I make this point—not to be controversial—but because of a failure. I failed identify how women image God in our larger society, churches, and relationships, despite being one. And I know I’m not alone in this. I have often heard how men were created in God's image to be the leader, head, or priest of the house, but rarely hear about how women and our foremother, Eve, uniquely image God—and definitely not in a mixed-gender audience. Shout out to my homie Blair for being the exception.

More crucially, I sense we are missing something about God, the Holy Spirit. We treat the Spirit more like an “it” than a whole Person. Sometimes we also treat women, especially wives and mothers, this way—like servants.

As a black woman, I understand this all too well. I was recently at a friend of mine’s house. She happens to be white. Another woman (also white) stopped by to drop something off and asked my friend if I was her helper? Like the only reason I could possibly be there would be as the help, not as a friend. I was polite but internally I seethed.

The Holy Spirit isn’t that kind of help. She is God in the form of Life, Insight and Power. From Jesus' perspective, the All-Wise Spirit is not something useful to be obtained but Someone eternal we can know.

Wisdom doesn’t accumulate based on facts. Wisdom reveals Herself to us. Like a friend at the door, we are meant to receive Her into our house and heed the news She brings.

So this month, we will focus on the Wisdom and Word of God as revealed to and through women. Each week, we will gaze a little bit at the life of one woman God encountered in the Bible—because the gospel story is not only God breaking the curse on Adam, it is also fulfilling His promise about Eve that her seed, "the seed of the woman” would crush the serpent's head.
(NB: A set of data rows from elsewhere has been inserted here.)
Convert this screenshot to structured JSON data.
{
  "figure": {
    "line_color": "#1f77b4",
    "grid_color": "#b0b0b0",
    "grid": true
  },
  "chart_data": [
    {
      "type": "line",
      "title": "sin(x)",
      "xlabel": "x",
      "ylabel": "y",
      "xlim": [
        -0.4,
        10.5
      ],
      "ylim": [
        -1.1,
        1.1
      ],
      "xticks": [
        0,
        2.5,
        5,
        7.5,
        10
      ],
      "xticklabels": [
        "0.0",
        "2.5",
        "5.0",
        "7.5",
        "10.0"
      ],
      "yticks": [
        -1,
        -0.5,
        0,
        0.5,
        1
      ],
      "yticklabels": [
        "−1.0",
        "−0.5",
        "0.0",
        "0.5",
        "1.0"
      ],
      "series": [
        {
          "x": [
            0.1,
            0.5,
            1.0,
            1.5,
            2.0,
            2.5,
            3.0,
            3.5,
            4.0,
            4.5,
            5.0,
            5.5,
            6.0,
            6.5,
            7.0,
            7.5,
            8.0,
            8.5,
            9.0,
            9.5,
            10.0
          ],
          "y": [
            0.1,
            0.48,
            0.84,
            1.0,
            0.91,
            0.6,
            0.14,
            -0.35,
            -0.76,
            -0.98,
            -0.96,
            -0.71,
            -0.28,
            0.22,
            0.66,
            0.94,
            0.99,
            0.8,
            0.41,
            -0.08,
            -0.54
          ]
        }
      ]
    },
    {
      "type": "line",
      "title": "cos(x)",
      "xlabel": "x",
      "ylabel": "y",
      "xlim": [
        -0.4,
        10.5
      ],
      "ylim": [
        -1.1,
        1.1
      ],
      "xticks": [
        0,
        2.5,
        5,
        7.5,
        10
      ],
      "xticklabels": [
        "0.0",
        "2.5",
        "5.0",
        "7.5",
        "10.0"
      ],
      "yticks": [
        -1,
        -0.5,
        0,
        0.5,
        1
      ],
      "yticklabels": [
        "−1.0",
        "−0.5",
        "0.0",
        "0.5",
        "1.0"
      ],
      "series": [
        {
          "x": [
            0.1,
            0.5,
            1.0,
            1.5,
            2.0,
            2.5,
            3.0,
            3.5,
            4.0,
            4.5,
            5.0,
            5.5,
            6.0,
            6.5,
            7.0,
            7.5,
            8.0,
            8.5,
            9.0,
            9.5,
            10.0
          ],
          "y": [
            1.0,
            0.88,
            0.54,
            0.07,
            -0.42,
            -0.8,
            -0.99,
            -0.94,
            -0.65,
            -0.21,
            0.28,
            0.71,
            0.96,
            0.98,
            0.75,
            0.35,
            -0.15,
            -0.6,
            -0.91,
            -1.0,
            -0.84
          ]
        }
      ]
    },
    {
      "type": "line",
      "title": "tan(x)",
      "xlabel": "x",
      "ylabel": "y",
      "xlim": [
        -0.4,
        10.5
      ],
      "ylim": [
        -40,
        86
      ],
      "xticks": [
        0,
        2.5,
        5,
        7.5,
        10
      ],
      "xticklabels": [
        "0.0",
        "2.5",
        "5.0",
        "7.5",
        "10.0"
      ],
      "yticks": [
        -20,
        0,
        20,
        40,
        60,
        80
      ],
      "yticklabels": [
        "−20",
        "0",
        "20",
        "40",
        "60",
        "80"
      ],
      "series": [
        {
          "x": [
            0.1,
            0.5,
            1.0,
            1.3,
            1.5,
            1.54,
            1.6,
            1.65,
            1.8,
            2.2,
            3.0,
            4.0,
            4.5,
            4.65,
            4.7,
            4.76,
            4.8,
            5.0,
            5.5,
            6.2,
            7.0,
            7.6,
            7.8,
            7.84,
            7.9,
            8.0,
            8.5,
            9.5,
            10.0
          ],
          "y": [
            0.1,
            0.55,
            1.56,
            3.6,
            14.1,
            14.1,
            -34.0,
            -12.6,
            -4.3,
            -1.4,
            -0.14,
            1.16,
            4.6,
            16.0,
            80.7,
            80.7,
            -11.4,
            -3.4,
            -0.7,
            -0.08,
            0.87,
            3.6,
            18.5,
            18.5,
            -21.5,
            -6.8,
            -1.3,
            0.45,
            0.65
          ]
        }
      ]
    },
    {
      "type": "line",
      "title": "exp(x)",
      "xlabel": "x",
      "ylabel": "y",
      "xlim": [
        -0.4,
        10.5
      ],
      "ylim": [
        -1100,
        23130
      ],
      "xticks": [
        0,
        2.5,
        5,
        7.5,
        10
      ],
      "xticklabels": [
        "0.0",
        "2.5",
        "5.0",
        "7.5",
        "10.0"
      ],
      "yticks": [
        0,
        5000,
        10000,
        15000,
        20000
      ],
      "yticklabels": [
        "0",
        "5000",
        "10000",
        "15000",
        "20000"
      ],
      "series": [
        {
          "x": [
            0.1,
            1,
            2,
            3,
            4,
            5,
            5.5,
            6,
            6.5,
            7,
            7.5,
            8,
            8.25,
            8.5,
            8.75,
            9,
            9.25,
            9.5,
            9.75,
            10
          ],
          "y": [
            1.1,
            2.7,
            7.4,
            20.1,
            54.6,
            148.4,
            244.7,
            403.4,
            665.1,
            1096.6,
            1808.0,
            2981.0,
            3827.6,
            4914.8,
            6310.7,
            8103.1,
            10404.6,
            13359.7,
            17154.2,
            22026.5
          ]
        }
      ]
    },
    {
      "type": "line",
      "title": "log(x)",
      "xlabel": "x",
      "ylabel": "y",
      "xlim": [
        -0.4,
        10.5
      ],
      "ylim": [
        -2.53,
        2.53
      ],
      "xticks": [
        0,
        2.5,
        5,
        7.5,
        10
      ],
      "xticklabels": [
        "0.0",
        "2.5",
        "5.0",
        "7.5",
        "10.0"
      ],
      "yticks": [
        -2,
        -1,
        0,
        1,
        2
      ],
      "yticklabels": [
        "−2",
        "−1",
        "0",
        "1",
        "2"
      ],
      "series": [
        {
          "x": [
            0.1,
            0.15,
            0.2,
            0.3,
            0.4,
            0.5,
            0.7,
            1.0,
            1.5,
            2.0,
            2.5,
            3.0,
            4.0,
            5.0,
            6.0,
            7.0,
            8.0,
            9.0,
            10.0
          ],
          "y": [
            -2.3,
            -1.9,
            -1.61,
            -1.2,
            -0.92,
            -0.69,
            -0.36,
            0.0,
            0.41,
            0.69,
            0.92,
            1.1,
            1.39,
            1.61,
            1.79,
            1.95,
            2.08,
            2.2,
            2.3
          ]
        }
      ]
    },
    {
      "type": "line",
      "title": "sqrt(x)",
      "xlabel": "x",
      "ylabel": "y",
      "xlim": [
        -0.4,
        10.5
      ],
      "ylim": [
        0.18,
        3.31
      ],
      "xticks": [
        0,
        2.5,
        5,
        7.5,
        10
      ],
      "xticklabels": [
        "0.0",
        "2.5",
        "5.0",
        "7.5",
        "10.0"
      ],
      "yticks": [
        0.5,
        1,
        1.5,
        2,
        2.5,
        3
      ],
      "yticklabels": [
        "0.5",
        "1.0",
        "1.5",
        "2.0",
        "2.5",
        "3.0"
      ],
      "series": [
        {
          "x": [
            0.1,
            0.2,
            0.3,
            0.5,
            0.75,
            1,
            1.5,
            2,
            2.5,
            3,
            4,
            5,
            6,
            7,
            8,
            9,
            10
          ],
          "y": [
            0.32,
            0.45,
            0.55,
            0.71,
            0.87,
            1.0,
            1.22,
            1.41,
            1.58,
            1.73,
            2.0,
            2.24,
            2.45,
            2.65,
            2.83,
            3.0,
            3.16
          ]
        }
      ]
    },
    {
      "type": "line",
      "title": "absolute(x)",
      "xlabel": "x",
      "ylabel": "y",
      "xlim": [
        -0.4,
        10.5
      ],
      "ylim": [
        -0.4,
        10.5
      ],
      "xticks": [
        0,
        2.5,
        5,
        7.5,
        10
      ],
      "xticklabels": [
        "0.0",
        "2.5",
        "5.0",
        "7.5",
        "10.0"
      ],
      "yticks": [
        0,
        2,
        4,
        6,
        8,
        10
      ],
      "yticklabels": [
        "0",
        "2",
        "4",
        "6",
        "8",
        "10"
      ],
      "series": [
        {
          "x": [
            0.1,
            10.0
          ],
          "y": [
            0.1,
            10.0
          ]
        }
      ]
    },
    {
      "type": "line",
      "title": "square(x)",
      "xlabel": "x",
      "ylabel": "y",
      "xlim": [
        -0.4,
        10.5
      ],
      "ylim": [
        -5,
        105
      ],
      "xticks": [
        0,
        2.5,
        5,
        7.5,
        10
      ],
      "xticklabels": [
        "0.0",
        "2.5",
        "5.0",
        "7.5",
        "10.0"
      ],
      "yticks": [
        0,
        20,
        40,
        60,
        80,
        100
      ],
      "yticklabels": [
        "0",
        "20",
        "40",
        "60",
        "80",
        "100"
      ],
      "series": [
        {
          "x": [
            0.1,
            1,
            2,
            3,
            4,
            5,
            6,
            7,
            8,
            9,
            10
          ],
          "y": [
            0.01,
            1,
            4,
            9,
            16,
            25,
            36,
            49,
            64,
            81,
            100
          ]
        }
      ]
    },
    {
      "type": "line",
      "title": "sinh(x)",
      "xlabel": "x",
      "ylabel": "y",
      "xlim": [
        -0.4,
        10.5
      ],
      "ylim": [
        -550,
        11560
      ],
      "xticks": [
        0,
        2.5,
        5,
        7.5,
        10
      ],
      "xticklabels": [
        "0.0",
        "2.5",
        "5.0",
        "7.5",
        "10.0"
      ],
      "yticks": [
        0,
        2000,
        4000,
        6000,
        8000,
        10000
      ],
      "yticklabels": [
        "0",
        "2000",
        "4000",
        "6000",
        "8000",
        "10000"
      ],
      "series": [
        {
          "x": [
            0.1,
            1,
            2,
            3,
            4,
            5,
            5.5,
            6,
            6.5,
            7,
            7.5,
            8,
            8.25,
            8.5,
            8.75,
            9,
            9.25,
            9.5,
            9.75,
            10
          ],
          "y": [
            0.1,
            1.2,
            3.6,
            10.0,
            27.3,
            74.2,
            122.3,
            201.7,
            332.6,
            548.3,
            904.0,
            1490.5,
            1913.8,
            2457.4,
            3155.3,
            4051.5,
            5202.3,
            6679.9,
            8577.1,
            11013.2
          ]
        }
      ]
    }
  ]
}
The gospel is a continuation of the covenant to Abraham AND the fulfillment of the promise about Sarah that "I will bless her, and moreover I will give [Abraham] a son by her. I will bless her, and she shall become nations; kings of peoples shall come from her."

During this Women's History Month, I invite you to get to know God's word to women and God's work in women.

My prayer is for the fulfillment of Proverbs 8 in our lives, that we become more intimate with Divine Wisdom, that we find life, rejoice in God's favor, and recognize ourselves as God’s very good thing.

Verily,

Alysia

Sail

The poem for this week is a video of my piece ‘Will Not Go Without’ with my friend and incredible musician J.P. Cooper. J.P. wrote this song about his mother who passed and in response, I wrote this poem about my mother who has been my anchor all my life.

I struggle with translating Eve’s role as a “help-mate.” Like what even is a help mate? But when I think about an ezer kenegdo being a “God-given, life-rescuing, necessary help” that’s definitely who my mom has been to me. That’s who Aysha, Melly, Tina, Alayna, Tracelyn, Marilyn, Rachel, Gail, Sarah, Claire, and so many women have been to me. And that’s who the Spirit’s been.